There are many risks that Tsim is willing and able to take. He’s climbed mountains in lower gravity with snow falling all around. He’s gone hang gliding on a higher gravity world with dense atmosphere thick with cloyingly sweet smelling fog. He’s even stepped into a fighting simulator ring with a robotic opponent with the holographic safety weapons exchanged illegally for the real thing.

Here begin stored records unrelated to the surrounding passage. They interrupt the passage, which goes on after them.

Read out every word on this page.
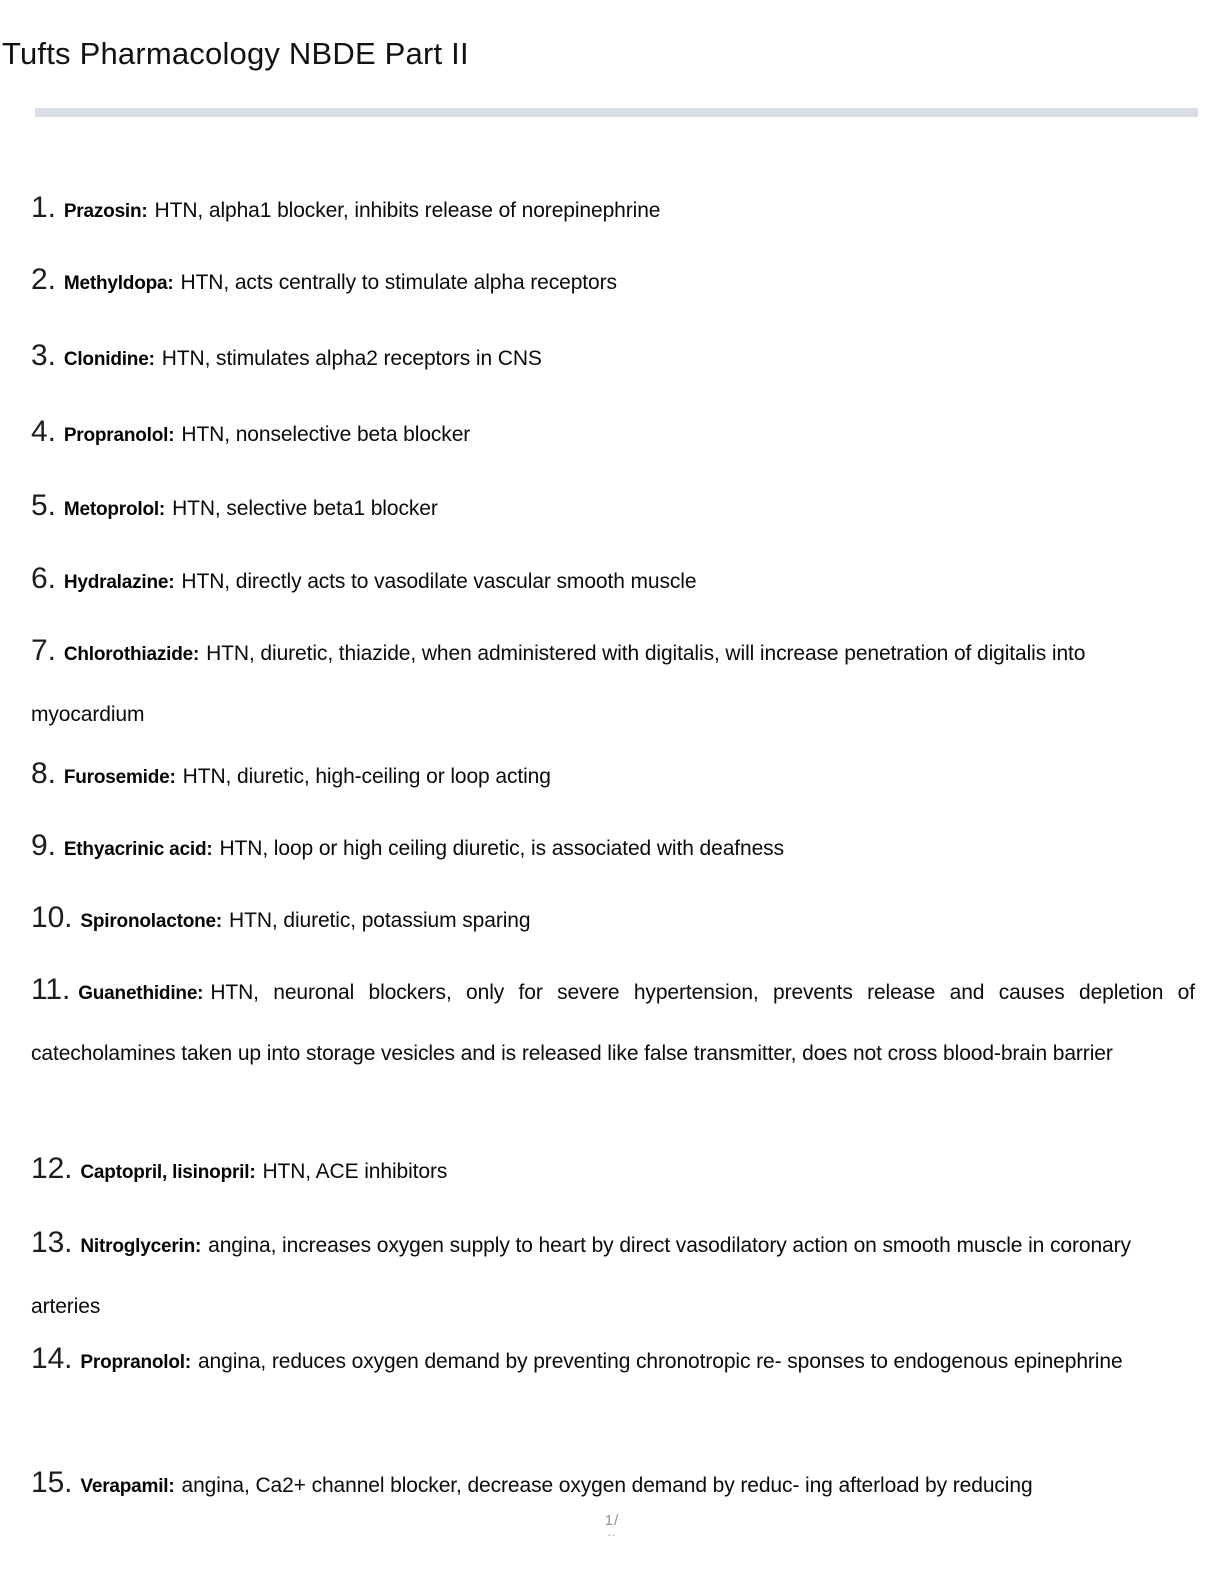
Tufts Pharmacology NBDE Part II
1. Prazosin: HTN, alpha1 blocker, inhibits release of norepinephrine
2. Methyldopa: HTN, acts centrally to stimulate alpha receptors
3. Clonidine: HTN, stimulates alpha2 receptors in CNS
4. Propranolol: HTN, nonselective beta blocker
5. Metoprolol: HTN, selective beta1 blocker
6. Hydralazine: HTN, directly acts to vasodilate vascular smooth muscle
7. Chlorothiazide: HTN, diuretic, thiazide, when administered with digitalis, will increase penetration of digitalis into myocardium
8. Furosemide: HTN, diuretic, high-ceiling or loop acting
9. Ethyacrinic acid: HTN, loop or high ceiling diuretic, is associated with deafness
10. Spironolactone: HTN, diuretic, potassium sparing
11. Guanethidine: HTN, neuronal blockers, only for severe hypertension, prevents release and causes depletion of catecholamines taken up into storage vesicles and is released like false transmitter, does not cross blood-brain barrier
12. Captopril, lisinopril: HTN, ACE inhibitors
13. Nitroglycerin: angina, increases oxygen supply to heart by direct vasodilatory action on smooth muscle in coronary arteries
14. Propranolol: angina, reduces oxygen demand by preventing chronotropic re- sponses to endogenous epinephrine
15. Verapamil: angina, Ca2+ channel blocker, decrease oxygen demand by reduc- ing afterload by reducing
1/
--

That last cost him a few broken bones and a very expensive replacement metal ankle, but the thrill was worth the pain to him at the time. And he did win. After all, Tsim does not give up easily. Expired water seems like a minimal risk item. Expired sugary berry flavored carbonated drink does not seem like as small of a risk. Even if it has not actually fermented and does not actually contain horrible sepsis causing bacteria, it probably does not taste very good any more. That is reason enough to discard the tin bottle directly into the recycling chute.

Surprised by a sudden thought, Tsim peeks down into the chute after the bottle, illuminating it with his still-useful headlamp.

The chute is clear, still functioning, and not, as he would have expected, clogged with debris.

Tsim sticks a hand into the chute.

Tsim feels a gentle breeze as the automatic pneumatic functions detect an object entering the waste disposal chute. The breeze increases in intensity as it automatically works to clear the object away from the sensor pinging an obstruction of the chute’s doorway. Tsim retracts his hand.

Something has started working.

It might not be an important something, but it is something.

Tsim grabs more expired water and then runs to spread the good news.